Rox Ann Kight can barely mask the pain in her voice when she talks about her Labrador-golden retriever mix Odie.
About three years ago, Odie developed trouble walking and the vet said the only choices were surgery at $750 or euthanasia.
"They thought something was wrong with his leg," Kight said.
She wasn't convinced. As the director of the Bandon-based Assistance Dog Network, she has trained hundreds of dogs as service dogs for the disabled and currently cares for 15 dogs.
On the advice of another dog owner, she took Odie to Dr. Edward Lanway in downtown Coos Bay.
"(Odie) hobbled in here on three legs," Knight said. "Within two sessions with the doctor" Odie could walk and run, she added.
Lanway is not a veterinarian. He's a chiropractor.
Today, Odie serves as a currency-sniffing dog for the Department of Homeland Security at the Miami airport.
"People usually come to me because the veterinarians have given up on them," Lanway said.
Lanway has treated thousands of human patients. Twelve years ago, he began working on dogs and has 15 to 20 regular canine customers.
Often, dog owners end up seeing Lanway themselves.
"I put down the dog's name as the referral on our form," Lanway said.
Assistance Dog Network Trainer Krista Llewellyn brings her dog, Prescott, to see Lanway about every six weeks. Two years ago, Prescott, a golden retriever, could barely walk. In addition to hip dysplasia, he had what vets called "growing pains" the result of rapid early growth, she said.
"He would cry out in the night from the pain," Llewellyn added.
Prescott washed out of the service dog training program at eight months. Vets suggested euthanasia.
After an eight-week program with Lanway Prescott could run and play with other dogs. He now serves as a reading therapy dog at the Bandon Public Library.
"There is such a dramatic change in the dogs both mentally and physically," Kight said.
Lanway works on dogs in the presence of their owners in an examination room in the back of his office. During the exam, he peppers an owner with questions about the dog's habits and lifestyle to get a better sense of a plan of treatment.
Lanway uses the same techniques on dogs that he uses on his human patients, feeling for and treating tension points along a dog's hindquarters, back and spine.

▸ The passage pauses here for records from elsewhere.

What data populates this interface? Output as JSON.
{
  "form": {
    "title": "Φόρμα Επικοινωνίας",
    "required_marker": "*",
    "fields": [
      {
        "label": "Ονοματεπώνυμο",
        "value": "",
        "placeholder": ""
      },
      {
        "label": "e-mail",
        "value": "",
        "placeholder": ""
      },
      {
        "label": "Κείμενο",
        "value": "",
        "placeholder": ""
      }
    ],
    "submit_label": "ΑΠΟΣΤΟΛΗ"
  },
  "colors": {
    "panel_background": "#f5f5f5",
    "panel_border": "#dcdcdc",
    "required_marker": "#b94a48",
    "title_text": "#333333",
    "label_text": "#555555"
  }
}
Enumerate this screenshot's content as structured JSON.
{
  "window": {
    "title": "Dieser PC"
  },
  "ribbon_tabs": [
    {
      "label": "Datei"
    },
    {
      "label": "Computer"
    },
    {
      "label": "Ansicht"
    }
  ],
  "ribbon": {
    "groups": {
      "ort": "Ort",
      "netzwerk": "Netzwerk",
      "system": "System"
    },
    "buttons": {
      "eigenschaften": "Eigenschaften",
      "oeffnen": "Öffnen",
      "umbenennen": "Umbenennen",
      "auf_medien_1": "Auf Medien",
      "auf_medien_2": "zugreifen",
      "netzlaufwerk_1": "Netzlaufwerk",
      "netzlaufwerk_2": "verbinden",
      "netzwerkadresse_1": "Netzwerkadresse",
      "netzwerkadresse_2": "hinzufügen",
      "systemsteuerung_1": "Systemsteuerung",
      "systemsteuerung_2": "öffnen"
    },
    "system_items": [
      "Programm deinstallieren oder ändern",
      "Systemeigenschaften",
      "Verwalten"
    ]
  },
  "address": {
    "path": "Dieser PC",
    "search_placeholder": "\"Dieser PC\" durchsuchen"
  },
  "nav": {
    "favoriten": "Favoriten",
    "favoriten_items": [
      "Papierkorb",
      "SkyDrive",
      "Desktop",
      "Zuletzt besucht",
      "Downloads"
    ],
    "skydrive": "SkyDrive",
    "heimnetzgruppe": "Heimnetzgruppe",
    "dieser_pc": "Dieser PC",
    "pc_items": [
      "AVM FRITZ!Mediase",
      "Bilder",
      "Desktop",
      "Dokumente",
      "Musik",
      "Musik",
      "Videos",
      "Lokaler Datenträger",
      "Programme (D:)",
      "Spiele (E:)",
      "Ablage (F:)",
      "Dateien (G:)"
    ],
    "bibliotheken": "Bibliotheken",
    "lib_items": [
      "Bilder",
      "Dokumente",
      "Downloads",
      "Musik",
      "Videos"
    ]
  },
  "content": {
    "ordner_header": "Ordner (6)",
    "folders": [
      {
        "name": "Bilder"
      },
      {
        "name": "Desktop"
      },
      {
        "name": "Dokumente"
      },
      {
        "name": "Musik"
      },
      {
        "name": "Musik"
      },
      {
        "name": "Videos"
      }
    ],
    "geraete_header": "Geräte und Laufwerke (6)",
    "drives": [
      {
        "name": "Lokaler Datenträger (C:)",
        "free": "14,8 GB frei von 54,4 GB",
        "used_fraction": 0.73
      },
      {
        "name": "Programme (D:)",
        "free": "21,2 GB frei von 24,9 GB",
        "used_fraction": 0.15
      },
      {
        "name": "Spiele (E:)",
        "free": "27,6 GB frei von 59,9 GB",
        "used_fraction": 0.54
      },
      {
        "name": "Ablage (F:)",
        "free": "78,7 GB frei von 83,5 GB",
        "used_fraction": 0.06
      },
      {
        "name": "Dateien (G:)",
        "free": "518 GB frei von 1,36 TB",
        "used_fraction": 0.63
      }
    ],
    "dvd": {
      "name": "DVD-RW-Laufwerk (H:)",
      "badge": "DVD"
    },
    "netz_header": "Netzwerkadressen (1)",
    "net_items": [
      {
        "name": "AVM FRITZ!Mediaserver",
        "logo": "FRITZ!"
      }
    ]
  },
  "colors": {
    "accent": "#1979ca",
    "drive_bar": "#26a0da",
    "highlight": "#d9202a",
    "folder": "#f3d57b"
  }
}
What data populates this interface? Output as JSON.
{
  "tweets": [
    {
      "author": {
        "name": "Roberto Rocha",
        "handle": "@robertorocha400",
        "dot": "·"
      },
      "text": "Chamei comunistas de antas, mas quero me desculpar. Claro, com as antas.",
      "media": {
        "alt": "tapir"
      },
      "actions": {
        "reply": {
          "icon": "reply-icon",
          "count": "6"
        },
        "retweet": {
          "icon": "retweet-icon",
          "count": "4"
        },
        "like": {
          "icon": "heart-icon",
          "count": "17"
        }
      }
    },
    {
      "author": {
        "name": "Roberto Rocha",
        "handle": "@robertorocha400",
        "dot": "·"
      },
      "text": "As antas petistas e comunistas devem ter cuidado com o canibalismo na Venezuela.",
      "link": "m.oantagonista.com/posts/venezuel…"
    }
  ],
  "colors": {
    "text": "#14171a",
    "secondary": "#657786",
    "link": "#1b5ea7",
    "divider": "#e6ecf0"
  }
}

Laws governing chiropractors' work on animals vary by state. Oregon's only stipulation is that chiropractors treating animals must have a prescription from a veterinarian.
Lanway would like to see more regulation. Even thought it is not required by Oregon law, he took additional courses to work on dogs, he explained.
Lanway said some dogs are too old or too far along to respond to treatment.
"No treatment is 100 percent," he added.
But Kight says the $30 charge per visit is worthwhile.
"It's the best preventative medicine," Kight said. "(Lanway) has saved a lot of dogs."